You can still navigate around this archive, but know that no new mails have been added to it since July of 2016.

Click here to be taken to the new web archives of this list; it includes all the mails that are in this frozen archive plus all new mails that have been sent to the list since it was migrated to the new archives.

Subject: Re: [hwloc-devel] understanding PCI device to NUMA node connection
From: Brice Goglin (Brice.Goglin_at_[hidden])
Date: 2011-11-28 16:45:46


Le 28/11/2011 22:34, Guy Streeter a écrit :
> This question may be more about understanding NUMA (which I barely do) than
> about hwloc, but perhaps you can help anyway.
>
> I have a customer with some HP Proliant DL580 G7 servers. HP supplied them
> with a block diagram of their system, and it shows two of the NUMA nodes
> connected to the PCI devices through an I/O Hub. The customer thinks hwloc
> ought to show the PCI devices associated with both of the NUMA nodes. I'm not
> sure how that's possible. hwloc shows them all under the first node.
>
> Is the association of the devices with the nodes correct? Can the devices
> actually be equally "close" to both of them?

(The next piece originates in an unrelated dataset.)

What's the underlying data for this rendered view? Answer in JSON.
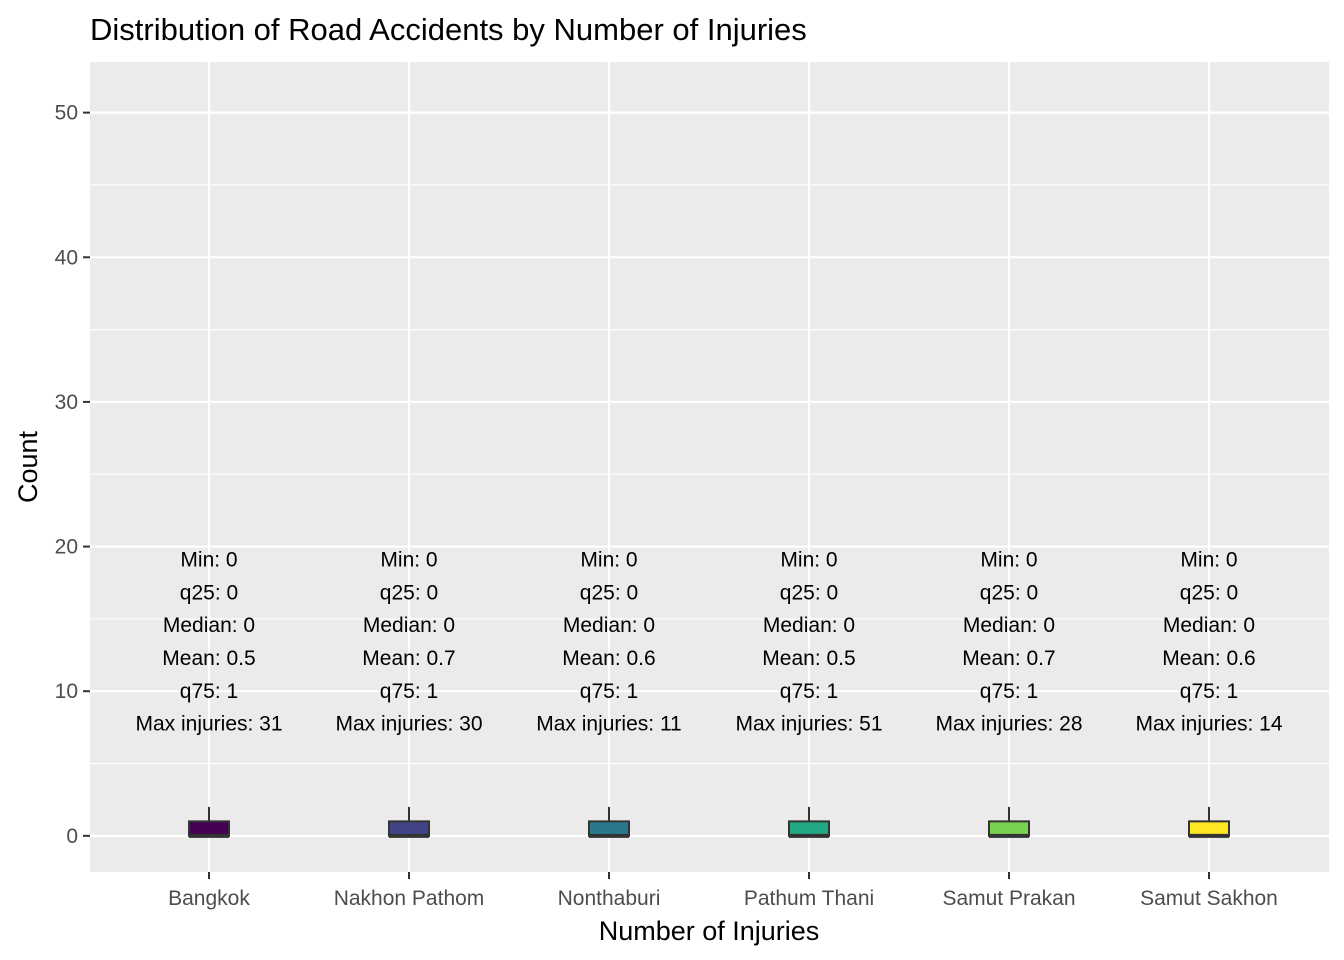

Current Intel platforms have 2 QPI links going to I/O hubs. Most servers
with many sockets (4 or more) thus have each I/O hub connected to only 2
processors directly, so their distance is "equal" as you say.

However, some BIOS report invalid I/O locality information. I've never
seen anything correct on any server like the above actually. If that's
important to you, we can actually tweak hwloc to fix these BIOS bugs
with environment variables. If you want to force the PCI hostbridge
0000:00 near the socket containing PU #0-#7, set
HWLOC_PCI_0000_00_LOCALCPUS to "0xff" in your env.

> On a side note, hwloc-gather-topology apparently doesn't gather device
> information? I got the output from their system but can't see any devices when
> I use it as input to hwloc-info etc.

Yes, unfortunately PCI detection isn't based on reading files, so
there's no easy way to "dump" it during gather-topology.sh.

If we ever reimplement PCI detection by reading sysfs files only on
Linux (which means we drop the dependency on libpci), it might be
possible to dump it. But that's a lot of work.

Brice